Last year we were huddled together in your bed, curled up and starring at each other. So close that I could feel the warmth of your skin but even then you were not there – eyes starring just over my shoulder, into the depths of a foreign universe, while I was all alone in your bed with your shell. And when I wasn’t, when your eyes snapped up to meet mine, you pushed me away – in every sense. So what you’re doing still here, sitting inches away from me, trapped inside this car and our shared pain, is beyond me.
Instead I try to tell myself that you’ll always be there. That you’re not so clearly and so carefully slipping away from me second by second. You’re right here! So close I could reach out and touch you. I could hold you and hold the weight of your pain if only you’d let me. Instead I feel you pulling away even while you try to stay with me. It’s why I lie to myself that there aren’t any endings, only future moments in the quiet comfort of a greasy spoon style diner. I already know you won’t be there with me either.
This isn’t the first time I admit to myself that you and I are slipping. It’s been a slow motion glide away from each other since that moment in the bed or maybe even before that. Maybe it started the second we met. You saw something wild and on fire inside of me and you started a push and pull with me, wanting to be warmed but never burned by my flames. I can’t really blame you for that.
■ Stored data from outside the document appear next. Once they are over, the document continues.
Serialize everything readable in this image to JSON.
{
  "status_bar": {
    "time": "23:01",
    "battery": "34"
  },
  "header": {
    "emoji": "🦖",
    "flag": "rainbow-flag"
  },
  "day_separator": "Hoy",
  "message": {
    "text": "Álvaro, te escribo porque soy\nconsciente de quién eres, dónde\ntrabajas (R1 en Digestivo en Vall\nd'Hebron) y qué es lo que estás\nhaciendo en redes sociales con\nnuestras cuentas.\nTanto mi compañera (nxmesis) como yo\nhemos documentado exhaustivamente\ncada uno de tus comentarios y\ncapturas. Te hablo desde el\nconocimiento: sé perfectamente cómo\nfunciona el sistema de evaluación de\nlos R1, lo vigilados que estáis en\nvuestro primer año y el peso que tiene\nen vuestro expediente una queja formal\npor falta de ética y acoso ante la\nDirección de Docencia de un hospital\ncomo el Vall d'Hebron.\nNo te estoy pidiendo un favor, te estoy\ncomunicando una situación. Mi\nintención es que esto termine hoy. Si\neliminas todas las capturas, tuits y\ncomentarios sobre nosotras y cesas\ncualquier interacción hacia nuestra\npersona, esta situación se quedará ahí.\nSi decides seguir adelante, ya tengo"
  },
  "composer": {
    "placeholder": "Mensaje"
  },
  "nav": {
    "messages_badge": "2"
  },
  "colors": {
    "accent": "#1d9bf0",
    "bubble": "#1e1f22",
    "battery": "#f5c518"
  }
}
And then the music changes.
so leave me to die in the comfort of my own home.
of my own home.
of my own. home.
We both start laughing. Dark, thick howls filling up the whole space, making its own cacophony over the saddest song I have ever heard in my life (despite having heard this one a thousand times before). The sounds caught in our throats are loud and wild and unyielding to the point of madness. The rain slaps on the pavement around us and the headlights from the other cars flash past us like lightning. We are so close.
The feeling runs up my spine as our chuckles cool back to silence. It’s the itch to end things on my own terms. The desire to take full control of a situation slowly careening out of control. You are going to leave and now I know it. You are going to leave like everyone leaves. I want to leave first, run into the night screaming and never have to return to you. I want to turn the wheel of the car and let us hit the divider so that we flip and become crushed together with our souls staying in the same configuration for the rest of eternity. Together but still so far apart. An accident, they’ll say as they separate our flesh. A simple miscalculation.
I don’t know if you hear my thoughts, understand my intention, or just see my hands twitch over the top edge of the wheel but you look at me for the first time the entire car ride. Your hand reaches out to touch mine, steadying it. My breathing is wild and sharp in my chest as I desperately gasp for air. Working my lungs so hard that it feels as if I am sucking every molecule of air out of the car but it just isn’t enough. There isn’t enough in the entire world to fill me up.
We pass a large building with an even larger parking lot and I wheel the car around in a frantic U-turn, slamming hard on the brakes the second the car is fully inside the lot. Parking it across three lined spots, hopelessly askew. Then I turn the keys until the rumble of the engine and the music cut out with the same shuddering finality as my breath.
That’s how I find myself having a panic attack in a parking lot in Pittsburgh.
He doesn’t say anything and he doesn’t reach for me again, we sit in silence and I don’t explain that I almost killed him. I don’t apologize for it either. He looks at me once again and his hand hesitates near me. It passes and I simply start the car back up, letting the music fill up the space between us.
By the time we reach the restaurant, the rain has cleared but he’s gone again.